The best car I ever drove before this was probably a…well, let me think. Hmmmm. Maybe my friend Keith’s ’69 Camaro. But honestly, I don’t remember anything else. Much as I like Lexus’s and have ridden in them, I’ve never driven one. I like BMW’s too, but I’ve never driven one of those either. I don’t often ask to drive friend’s cars as I don’t think it proper and while my friend Joel goes around to car dealers and drives lots of different vehicles, I’ve never done that. I may start, though.
So, when we went to Danville last weekend and had the opportunity to rent a Mercedes Benz C 300, we jumped at the chance. The price was right, $50.00 a day and we only had it three days. We’d set aside that much to rent a car as our two vehicles, while reliable transports, aren’t prepared to make the 5 and a half hours up the Grapevine. We have a mini-van, but the last time we took it up there, its transmission failed on the way home. It felt jinxed to take it again. I’d have been worrying the whole time.
So, we got the Mercedes. It’s a smaller sedan, though on Saturday Sue and our friend Lisa rode in the back seat and they said it was snug, but comfortable. I don’t think I’d have done well back there. But I got to drive on Saturday (though admittedly, the I-5 route and going home on 101, Sue drove the whole way. Liked it, too).
To begin with, the comfort of the front seats is remarkable. I do not sleep in cars and I’ve resigned myself to this fact. I slept in the Mercedes, though. I was tired from a lack of sleep for a couple of nights previously and so needed some catch-up. Out I went and slept well. I attribute this to the seats themselves and the fact that the noise level is very low along with a smooth and even ride.
The cars I’ve driven have a tendency to feel too much is being asked of them if you step on the accelerator in an attempt to gain speed. The minivan sort of hacks its way to higher speed, whining loudly as if to say, “alright-give me a minute, I’ll get there…” It’s the Millenium Falcon of cars, except it’s not all that charming and there are times when it simply doesn’t come through. To be fair, it is 9 years old and has 120K miles on it.
The Scion? Well, it’s a fun little car with 103 horsepower. It’s rather like an elaborate golf cart with a bit more room, a stereo and an air conditioner. Don’t get me wrong, I love it. But, it’s utilitarian and decidedly ungraceful.
The Mercedes is a well-heeled greyhound straining on the slips ready to charge and cry “God for Harry, England and St. George!” Though, it probably says it in German and rather than England, Harry and St. George, it cries for Beer, Brats and some ancient German emperor. I don’t know. The point is that when you step on the accelerator and provide that little computerized communique to the engine telling it, “faster please,” it responds hail and hearty, gets up, moves and moves again. Then, it asks you what else it can do for you. All the while, the engine sounds like a purring lion, tiger–or, perhaps liger. I’m not picky-choose your apex predatory feline.

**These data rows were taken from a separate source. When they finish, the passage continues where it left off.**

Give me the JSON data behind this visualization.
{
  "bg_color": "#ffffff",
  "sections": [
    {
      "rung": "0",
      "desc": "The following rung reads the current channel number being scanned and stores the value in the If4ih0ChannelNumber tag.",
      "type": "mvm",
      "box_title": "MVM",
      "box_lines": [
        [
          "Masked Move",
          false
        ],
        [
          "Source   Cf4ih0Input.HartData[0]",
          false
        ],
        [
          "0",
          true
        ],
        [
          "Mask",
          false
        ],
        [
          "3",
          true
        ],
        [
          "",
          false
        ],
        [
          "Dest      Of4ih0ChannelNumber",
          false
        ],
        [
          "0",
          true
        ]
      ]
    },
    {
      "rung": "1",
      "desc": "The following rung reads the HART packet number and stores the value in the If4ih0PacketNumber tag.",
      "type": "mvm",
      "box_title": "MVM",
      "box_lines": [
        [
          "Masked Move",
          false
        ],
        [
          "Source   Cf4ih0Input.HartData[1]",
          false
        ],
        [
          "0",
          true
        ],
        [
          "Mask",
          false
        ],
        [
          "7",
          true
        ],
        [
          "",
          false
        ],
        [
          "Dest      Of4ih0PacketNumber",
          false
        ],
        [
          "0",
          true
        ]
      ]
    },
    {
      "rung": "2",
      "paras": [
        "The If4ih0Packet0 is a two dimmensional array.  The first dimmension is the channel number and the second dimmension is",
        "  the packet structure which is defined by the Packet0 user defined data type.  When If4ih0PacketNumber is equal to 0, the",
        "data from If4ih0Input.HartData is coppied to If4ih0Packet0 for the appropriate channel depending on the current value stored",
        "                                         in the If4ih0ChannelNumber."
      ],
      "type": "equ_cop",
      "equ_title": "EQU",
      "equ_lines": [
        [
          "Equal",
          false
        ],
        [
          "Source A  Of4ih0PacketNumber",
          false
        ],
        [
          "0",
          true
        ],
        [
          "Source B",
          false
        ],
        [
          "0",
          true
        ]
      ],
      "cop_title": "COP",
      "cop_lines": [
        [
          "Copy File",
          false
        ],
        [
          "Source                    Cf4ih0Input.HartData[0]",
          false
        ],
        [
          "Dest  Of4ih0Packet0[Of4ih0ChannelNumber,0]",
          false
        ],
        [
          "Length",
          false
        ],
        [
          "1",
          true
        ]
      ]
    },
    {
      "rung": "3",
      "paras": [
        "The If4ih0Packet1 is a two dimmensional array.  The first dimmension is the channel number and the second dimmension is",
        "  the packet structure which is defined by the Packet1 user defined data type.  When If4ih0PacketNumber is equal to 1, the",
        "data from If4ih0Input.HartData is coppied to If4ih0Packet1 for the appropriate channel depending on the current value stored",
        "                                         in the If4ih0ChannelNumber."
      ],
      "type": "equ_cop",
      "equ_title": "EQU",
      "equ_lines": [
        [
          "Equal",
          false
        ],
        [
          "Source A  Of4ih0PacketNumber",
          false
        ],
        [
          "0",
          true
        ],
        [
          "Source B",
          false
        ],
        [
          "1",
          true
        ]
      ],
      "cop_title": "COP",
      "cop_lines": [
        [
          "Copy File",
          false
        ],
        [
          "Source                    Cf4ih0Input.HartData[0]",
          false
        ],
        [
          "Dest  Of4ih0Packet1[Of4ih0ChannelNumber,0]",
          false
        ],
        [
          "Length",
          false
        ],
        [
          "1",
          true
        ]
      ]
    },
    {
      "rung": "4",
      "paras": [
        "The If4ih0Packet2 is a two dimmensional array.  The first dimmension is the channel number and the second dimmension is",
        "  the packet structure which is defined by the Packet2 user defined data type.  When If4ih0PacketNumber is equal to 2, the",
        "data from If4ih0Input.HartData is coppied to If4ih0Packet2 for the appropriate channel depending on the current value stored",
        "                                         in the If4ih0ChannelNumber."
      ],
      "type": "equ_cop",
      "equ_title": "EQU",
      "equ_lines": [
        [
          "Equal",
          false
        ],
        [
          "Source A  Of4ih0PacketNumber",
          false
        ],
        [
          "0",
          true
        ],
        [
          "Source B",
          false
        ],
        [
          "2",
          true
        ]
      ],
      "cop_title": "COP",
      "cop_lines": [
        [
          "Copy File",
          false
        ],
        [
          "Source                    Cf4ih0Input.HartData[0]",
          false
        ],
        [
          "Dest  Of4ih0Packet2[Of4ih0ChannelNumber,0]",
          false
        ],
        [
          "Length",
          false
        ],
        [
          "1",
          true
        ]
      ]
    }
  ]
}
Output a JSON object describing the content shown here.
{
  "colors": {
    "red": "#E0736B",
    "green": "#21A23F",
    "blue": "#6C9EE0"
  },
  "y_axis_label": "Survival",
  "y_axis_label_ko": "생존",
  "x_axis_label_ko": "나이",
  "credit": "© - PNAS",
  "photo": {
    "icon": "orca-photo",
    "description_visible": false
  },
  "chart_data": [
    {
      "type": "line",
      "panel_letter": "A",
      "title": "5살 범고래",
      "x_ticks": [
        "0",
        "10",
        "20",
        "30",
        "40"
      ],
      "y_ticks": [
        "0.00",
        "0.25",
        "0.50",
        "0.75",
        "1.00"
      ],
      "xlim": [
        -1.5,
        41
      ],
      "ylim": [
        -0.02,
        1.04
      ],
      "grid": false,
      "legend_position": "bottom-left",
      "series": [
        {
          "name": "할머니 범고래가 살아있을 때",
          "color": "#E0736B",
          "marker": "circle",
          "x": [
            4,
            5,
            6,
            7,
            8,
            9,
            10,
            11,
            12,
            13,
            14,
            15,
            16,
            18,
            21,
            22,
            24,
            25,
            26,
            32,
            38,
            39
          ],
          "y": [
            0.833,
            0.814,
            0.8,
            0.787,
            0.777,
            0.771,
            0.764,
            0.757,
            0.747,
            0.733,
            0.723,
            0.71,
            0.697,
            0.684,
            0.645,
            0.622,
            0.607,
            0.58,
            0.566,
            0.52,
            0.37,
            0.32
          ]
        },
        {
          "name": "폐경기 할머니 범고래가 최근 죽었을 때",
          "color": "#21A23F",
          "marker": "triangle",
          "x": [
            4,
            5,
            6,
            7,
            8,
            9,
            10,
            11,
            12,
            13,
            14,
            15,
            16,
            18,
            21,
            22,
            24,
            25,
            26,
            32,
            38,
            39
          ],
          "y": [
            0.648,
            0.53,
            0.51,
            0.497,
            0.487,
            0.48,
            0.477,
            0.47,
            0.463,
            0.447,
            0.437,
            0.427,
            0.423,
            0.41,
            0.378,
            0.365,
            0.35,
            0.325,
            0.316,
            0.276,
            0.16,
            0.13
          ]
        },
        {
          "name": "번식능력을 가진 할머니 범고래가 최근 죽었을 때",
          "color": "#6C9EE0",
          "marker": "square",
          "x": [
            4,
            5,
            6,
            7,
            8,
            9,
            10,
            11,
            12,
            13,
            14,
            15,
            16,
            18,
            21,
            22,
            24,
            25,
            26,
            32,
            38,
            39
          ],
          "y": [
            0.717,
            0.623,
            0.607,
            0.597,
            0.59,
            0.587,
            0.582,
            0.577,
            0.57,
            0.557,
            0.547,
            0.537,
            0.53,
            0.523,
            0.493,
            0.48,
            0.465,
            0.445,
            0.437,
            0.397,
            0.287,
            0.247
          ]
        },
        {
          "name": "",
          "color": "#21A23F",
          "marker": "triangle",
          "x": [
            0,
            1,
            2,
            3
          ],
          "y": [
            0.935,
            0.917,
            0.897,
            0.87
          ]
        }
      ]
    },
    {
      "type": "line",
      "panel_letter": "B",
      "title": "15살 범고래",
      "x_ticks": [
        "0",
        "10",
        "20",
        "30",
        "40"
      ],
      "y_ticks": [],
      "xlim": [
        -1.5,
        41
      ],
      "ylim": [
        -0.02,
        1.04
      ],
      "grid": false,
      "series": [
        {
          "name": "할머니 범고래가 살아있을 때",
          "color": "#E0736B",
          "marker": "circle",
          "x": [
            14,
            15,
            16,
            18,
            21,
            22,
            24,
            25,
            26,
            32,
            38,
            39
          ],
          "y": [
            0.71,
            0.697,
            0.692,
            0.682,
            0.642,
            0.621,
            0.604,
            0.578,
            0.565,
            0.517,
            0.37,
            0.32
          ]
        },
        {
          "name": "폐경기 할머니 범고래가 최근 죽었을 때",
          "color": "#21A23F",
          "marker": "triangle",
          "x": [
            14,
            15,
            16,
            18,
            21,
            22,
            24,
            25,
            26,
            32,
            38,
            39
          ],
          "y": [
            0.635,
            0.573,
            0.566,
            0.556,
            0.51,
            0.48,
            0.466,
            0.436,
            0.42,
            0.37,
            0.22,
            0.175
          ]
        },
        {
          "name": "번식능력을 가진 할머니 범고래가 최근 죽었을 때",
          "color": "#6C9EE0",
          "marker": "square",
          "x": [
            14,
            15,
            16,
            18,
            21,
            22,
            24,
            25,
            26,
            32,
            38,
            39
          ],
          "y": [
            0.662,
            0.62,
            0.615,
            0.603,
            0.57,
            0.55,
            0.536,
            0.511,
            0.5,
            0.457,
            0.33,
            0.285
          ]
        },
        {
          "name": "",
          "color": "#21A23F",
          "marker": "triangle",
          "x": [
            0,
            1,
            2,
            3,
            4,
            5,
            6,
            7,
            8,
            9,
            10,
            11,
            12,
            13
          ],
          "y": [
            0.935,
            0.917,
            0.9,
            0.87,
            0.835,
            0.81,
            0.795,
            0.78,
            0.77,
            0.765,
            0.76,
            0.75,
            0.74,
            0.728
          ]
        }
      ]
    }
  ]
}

The cockpit is just that. All the controls are at your fingertips with steering-wheel additions so you don’t have to move your hand if you don’t want. The sunroof was a bit counter-intuitive in operation, but it’s a flaw that I can overlook and probably one that most Germans don’t think is counter-intuitive at all.
Steering…well, it’s the reason to drive it. I get where the term “sexy” comes in when describing a responsive car. The wheel put the driver fully in command and if you treated it like a lady (or a gentleman if you are a lady driver), it did what you wanted exactly when you wanted it to and all the while made you feel as though it wanted to do what you wanted it to. It was exciting to drive.
In Livermore’s wine country and in San Francisco, over the Bay Bridge, the Mercedes was a joy. These are the only places I was allowed to drive it, you see. The long roads up the 5 and down the 101, Sue was in command. I didn’t mind, though. I’d had a good time on the byways and backroads. In and out of traffic, weaving like a crochet needle and never a guess as to whether or not I should go. I found myself able to make calculations and decisions I could not make in the cars I drive, knowing that I simply had to will myself into a spot and the Mercedes was there. I believe that today’s kids would refer to it as, “very cool.”
The car is tight, efficient and this one was fire engine red. It was a 2010 with nary 11K miles on it and its interior was leather of gray and black. It had what Dennis Miller refers to in his BMW commercials on his radio show as a “Teutonic thunk” when the door is closed.
It was a beautiful machine. I miss it, now.
I don’t think I can afford one, though you can buy them used for about 26K. There is no such thing as a “base” Mercedes, at least not a “base” that I understand, so who knows? Maybe someday.
Meanwhile, I’ll look to rent another and perhaps…soon.